Department of Pharmacology, Inje University College of Medicine, Clinical Trial Center, Inje University Busan Paik Hospital, Busan, Korea.
Asian Pac J Cancer Prev. 2020 Apr 1;21(4):1011-1018. doi: 10.31557/APJCP.2020.21.4.1011.
To clarify the limitations of mammography screening for women with dense breasts, we examined breast density and its effects on screening results.
We performed a cross-sectional, observational study on women who underwent mammography. Data from the National Cancer Screening Program(NCSP) from 2009 to 2013 were used. The study population consisted of participants with high breast density. We used a logistic regression analysis to evaluate the relationships between breast density and reproductive factors and screening results according to menopause status.
High breast density was reported for 57.5% of all participants (3,417,319 participants). Screening results indicated breast density of <25%, 25-50%, 51-75%, and ≥76% for 16.4%, 26.3%, 37.8%, and 19.5%, respectively, of participants. According to the screening results, high breast density was correlated with high deferment and recall rates. Reproductive factors, especially parity, breastfeeding, and use of oral contraceptives, had consistent effects on screening results of premenopausal and postmenopausal women. Regardless of menopausal status, age, early onset of menarche (15 years or younger), fewer live births (≤1 birth), and previous benign breast disease were correlated with increased breast density. In postmenopausal women, early-onset menopause and longer-term hormone replacement therapy (≥2 years) also independently increased breast density.

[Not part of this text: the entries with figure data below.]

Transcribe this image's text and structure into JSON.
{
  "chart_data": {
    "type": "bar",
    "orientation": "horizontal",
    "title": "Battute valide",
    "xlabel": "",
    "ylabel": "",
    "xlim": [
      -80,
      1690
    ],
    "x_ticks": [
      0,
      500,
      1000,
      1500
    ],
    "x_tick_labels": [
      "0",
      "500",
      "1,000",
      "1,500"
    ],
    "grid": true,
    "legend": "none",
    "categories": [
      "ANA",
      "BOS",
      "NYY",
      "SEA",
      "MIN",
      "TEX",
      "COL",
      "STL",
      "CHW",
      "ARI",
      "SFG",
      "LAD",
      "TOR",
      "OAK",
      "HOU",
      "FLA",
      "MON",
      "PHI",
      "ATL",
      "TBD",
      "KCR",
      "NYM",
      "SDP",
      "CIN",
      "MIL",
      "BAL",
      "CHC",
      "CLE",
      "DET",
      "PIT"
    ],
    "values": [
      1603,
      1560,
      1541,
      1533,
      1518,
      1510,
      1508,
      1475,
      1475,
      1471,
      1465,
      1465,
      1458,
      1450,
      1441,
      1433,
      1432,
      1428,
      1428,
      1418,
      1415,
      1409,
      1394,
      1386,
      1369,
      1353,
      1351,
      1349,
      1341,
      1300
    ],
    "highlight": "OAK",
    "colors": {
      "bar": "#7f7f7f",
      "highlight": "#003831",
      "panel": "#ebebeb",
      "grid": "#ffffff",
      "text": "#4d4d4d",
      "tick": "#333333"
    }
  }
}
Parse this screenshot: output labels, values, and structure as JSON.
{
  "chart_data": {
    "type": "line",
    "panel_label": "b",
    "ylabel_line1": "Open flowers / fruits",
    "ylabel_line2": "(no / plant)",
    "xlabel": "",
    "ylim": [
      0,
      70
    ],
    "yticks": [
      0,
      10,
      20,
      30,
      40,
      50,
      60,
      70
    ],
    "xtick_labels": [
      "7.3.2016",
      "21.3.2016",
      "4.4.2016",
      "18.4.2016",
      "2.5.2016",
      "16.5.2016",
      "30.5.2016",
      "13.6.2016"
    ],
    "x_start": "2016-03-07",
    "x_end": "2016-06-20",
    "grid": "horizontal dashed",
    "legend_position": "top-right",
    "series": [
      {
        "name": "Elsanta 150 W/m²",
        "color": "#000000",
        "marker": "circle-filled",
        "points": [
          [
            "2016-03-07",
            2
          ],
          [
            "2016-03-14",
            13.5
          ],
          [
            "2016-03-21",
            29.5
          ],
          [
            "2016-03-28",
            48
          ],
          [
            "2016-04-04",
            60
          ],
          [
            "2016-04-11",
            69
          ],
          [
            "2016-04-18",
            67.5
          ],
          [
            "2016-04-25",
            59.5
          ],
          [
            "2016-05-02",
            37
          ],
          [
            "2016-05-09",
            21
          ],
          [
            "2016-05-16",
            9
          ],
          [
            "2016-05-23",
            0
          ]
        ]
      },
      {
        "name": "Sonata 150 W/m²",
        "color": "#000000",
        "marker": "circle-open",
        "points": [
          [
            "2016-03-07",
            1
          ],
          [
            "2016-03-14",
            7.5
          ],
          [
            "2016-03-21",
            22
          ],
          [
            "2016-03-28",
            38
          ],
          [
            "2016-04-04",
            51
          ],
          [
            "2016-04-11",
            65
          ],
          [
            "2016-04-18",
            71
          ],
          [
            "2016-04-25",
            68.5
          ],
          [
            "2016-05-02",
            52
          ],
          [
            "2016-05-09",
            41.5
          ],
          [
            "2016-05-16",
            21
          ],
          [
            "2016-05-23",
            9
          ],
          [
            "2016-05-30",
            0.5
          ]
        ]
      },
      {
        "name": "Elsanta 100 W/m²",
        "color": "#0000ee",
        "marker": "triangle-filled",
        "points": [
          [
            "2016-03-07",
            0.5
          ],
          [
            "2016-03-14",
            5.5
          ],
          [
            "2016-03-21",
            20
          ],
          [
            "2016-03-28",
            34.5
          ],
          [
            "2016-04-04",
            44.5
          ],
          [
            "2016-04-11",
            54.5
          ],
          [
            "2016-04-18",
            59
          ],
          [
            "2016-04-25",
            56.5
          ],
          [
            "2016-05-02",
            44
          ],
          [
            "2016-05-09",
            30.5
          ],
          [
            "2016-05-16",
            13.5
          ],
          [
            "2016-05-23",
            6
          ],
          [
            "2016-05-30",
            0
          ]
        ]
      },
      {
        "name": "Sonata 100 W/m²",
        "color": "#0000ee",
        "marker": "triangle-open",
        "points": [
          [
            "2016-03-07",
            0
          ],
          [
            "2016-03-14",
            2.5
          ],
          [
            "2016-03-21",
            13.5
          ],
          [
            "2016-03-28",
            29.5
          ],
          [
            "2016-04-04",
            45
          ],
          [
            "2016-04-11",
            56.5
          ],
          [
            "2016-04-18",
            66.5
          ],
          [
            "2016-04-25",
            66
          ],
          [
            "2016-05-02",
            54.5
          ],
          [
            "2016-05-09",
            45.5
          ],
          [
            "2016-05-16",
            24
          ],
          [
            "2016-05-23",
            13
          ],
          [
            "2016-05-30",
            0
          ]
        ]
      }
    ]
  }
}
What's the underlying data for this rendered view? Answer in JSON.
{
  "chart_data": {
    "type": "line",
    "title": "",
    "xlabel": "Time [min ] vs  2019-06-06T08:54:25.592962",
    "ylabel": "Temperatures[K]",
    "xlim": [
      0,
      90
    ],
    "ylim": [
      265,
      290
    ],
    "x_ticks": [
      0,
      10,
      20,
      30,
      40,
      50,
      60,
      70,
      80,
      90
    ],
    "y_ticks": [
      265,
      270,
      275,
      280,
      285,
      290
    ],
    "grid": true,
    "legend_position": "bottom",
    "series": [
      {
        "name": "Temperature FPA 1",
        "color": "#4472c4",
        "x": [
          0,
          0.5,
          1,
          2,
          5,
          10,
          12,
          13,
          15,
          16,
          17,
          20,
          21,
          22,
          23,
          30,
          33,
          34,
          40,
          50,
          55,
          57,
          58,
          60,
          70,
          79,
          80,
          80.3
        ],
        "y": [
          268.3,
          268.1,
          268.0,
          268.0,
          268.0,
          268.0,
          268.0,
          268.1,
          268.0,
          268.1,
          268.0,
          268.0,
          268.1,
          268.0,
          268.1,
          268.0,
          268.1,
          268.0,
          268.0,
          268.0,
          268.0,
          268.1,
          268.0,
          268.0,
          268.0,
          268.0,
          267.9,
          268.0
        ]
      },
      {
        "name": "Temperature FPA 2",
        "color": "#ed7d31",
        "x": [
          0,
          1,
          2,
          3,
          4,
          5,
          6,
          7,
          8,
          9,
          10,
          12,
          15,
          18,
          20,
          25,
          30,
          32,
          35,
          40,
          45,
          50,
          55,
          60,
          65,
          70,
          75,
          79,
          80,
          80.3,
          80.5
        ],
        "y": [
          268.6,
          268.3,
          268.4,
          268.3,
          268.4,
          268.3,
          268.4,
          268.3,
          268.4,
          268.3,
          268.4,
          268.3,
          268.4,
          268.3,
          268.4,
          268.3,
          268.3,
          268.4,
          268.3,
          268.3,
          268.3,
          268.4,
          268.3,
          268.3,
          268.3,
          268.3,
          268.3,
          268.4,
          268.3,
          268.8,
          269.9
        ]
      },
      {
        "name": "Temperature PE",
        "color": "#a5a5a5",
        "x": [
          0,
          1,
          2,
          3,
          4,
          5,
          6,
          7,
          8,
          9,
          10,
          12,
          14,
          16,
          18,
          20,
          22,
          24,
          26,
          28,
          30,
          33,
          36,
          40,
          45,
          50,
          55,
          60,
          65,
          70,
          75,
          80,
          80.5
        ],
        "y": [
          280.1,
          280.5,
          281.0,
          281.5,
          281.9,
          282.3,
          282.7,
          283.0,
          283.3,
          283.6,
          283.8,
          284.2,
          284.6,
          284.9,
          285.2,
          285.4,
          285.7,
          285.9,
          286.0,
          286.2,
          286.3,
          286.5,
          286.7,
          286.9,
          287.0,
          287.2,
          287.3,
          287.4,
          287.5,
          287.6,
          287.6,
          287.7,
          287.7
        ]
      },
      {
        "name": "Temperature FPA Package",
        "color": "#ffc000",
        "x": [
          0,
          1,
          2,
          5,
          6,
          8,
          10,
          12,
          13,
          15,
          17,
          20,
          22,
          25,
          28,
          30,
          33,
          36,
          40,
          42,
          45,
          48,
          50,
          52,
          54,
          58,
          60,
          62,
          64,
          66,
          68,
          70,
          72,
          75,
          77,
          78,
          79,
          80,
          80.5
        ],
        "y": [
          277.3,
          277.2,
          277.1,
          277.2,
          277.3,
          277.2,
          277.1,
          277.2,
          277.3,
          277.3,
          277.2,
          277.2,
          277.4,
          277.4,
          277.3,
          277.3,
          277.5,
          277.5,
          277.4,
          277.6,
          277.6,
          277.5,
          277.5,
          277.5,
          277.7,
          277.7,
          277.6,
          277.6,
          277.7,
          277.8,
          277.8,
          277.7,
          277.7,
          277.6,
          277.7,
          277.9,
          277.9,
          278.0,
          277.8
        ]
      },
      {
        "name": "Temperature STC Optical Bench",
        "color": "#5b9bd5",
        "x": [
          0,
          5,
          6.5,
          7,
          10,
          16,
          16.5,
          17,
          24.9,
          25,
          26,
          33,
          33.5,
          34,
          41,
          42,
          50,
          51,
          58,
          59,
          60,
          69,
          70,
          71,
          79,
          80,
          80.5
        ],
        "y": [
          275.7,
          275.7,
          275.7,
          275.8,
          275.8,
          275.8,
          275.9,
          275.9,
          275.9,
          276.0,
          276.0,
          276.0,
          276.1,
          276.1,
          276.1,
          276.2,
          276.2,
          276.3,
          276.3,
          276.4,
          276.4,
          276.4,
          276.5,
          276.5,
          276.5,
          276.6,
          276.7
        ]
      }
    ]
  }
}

Breast density influenced screening results, which could increase the rate of recall. Breast density was also influenced by reproductive factors, with patterns similar to those of breast cancer risk, regardless of menopausal status. We need to identify high-risk women with high density who would probably benefit from supplemental breast cancer screening.
为阐明乳腺钼靶筛查对乳腺致密型女性的局限性,我们研究了乳腺密度及其对筛查结果的影响。
我们对接受乳腺钼靶检查的女性进行了一项横断面观察性研究。使用了2009年至2013年国家癌症筛查项目(NCSP)的数据。研究人群包括乳腺密度高的参与者。我们采用逻辑回归分析来评估乳腺密度与生殖因素以及根据绝经状态的筛查结果之间的关系。
所有参与者中有57.5%(3417319名参与者)报告乳腺密度高。筛查结果显示,参与者中乳腺密度<25%、25 - 50%、51 - 75%和≥76%的分别占16.4%、26.3%、37.8%和19.5%。根据筛查结果,乳腺密度高与高延期和召回率相关。生殖因素,尤其是产次、母乳喂养和口服避孕药的使用,对绝经前和绝经后女性的筛查结果有一致的影响。无论绝经状态如何,年龄、月经初潮早(15岁或更小)、活产次数少(≤1次分娩)以及既往良性乳腺疾病都与乳腺密度增加相关。在绝经后女性中,早绝经和长期激素替代治疗(≥2年)也独立增加乳腺密度。
乳腺密度影响筛查结果,这可能会提高召回率。乳腺密度也受生殖因素影响,无论绝经状态如何,其模式与乳腺癌风险相似。我们需要识别出可能从补充性乳腺癌筛查中获益的高密度高危女性。